South Africa's government must “intervene” to free the economy, not to control it.
The unseen
We do not see the cost of government intervention in the economy. It is the prosperity not created. We do not see the businesses that do not exist because of high taxes and economic regulations. We do not see the jobs not created because of ownership and employment quotas. We do not see the food not produced because of threats of expropriation. We do not see the houses not built because jobless people do not have money to buy houses.
Prosperity happens when the citizens and businesses produce, invent, and trade. For that, they need less government intervention and more economic freedom.
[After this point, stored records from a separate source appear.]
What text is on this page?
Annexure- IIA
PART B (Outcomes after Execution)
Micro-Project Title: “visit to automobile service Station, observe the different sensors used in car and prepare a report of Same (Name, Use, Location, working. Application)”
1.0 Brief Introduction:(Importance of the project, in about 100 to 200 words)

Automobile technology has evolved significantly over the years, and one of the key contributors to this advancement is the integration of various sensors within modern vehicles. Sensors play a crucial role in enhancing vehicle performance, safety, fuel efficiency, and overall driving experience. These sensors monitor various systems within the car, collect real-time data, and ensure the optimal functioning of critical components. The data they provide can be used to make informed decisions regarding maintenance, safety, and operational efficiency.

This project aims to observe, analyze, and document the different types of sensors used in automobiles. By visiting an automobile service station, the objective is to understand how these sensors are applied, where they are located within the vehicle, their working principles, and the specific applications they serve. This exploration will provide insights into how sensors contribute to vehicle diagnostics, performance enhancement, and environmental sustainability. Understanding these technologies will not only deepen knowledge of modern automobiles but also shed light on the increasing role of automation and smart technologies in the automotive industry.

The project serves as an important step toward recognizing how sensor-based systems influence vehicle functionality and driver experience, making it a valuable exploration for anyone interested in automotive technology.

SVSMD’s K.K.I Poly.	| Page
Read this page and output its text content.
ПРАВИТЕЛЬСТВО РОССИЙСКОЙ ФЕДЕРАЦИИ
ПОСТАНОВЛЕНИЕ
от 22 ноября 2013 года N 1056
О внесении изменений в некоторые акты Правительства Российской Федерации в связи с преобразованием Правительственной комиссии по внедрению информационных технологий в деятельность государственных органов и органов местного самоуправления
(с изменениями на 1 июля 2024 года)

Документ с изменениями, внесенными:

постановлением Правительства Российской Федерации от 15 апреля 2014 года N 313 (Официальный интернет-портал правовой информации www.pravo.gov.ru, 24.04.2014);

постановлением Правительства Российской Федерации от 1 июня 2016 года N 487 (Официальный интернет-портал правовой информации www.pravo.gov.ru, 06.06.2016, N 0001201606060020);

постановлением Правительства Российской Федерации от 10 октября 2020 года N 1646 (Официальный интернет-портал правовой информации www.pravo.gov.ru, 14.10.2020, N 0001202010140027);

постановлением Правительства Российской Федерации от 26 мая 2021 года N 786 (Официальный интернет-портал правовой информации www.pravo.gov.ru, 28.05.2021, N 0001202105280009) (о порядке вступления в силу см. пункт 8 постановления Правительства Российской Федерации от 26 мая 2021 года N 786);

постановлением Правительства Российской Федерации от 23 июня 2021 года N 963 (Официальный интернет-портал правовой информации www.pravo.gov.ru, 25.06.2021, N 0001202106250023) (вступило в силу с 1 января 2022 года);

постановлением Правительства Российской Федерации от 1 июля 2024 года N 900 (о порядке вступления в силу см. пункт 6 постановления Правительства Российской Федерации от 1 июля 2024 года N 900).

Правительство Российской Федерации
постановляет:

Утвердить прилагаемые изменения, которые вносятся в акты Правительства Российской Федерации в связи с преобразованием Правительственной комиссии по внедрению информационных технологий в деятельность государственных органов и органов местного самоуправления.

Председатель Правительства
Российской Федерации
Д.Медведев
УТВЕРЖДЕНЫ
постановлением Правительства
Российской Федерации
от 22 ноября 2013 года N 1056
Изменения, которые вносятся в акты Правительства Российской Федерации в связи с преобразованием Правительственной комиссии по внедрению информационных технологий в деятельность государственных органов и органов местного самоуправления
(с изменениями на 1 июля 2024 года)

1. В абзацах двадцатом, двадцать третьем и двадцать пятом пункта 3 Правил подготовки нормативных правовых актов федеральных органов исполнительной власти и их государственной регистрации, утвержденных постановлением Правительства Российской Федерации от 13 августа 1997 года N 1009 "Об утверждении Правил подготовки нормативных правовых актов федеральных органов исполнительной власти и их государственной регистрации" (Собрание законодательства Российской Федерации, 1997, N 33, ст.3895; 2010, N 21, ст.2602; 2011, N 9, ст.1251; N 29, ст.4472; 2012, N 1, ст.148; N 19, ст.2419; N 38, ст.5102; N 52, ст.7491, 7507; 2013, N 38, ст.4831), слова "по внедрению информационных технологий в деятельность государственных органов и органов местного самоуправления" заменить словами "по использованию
Entrepreneurs create jobs when they are free to decide what businesses to establish. Only they know what jobs to offer and to whom. Individuals are better off when they can decide what work they want to do, who to work for, and at what price. The government and its agencies do not interfere in their decisions.
Businesses use the knowledge and skills of their owners, managers, and employees. They act on real time information, like price signals and sales volumes. This enables quick decision-making and adapting to changed conditions. When a business makes mistakes or misreads the market, it, not the taxpayers, bears the cost.
We fool ourselves believing the government can create productive jobs. Government jobs come at the expense of private sector jobs. Nobody, not even the cleverest economist, knows what the economy should look like. No one knows what and how many jobs there should be.
Government officials and policy makers are distant from economic realities. They make low-information decisions, hampered by bureaucracy and political constraints. When the government gets it wrong, the citizens lose. The jobs not created, and services not delivered, are unseen.
Less intervention, more jobs
To bring prosperity to all, South Africa's economy must create jobs. The government’s obsession with race-based ownership and employment targets limits job creation. These, as well as the threat of expropriation, must be abandoned. When there is rapid job creation, race gender, and ownership issues will fall away.
Only a high-growth, job- creating economy can solve South Africa’s employment problems.
Johan Biermann is a city planner and policy researcher, and an associate of the Free Market Foundation. He is the author of Undermining Mineral Rights - An International Comparison, and South Africa's Healthcare Under Threat.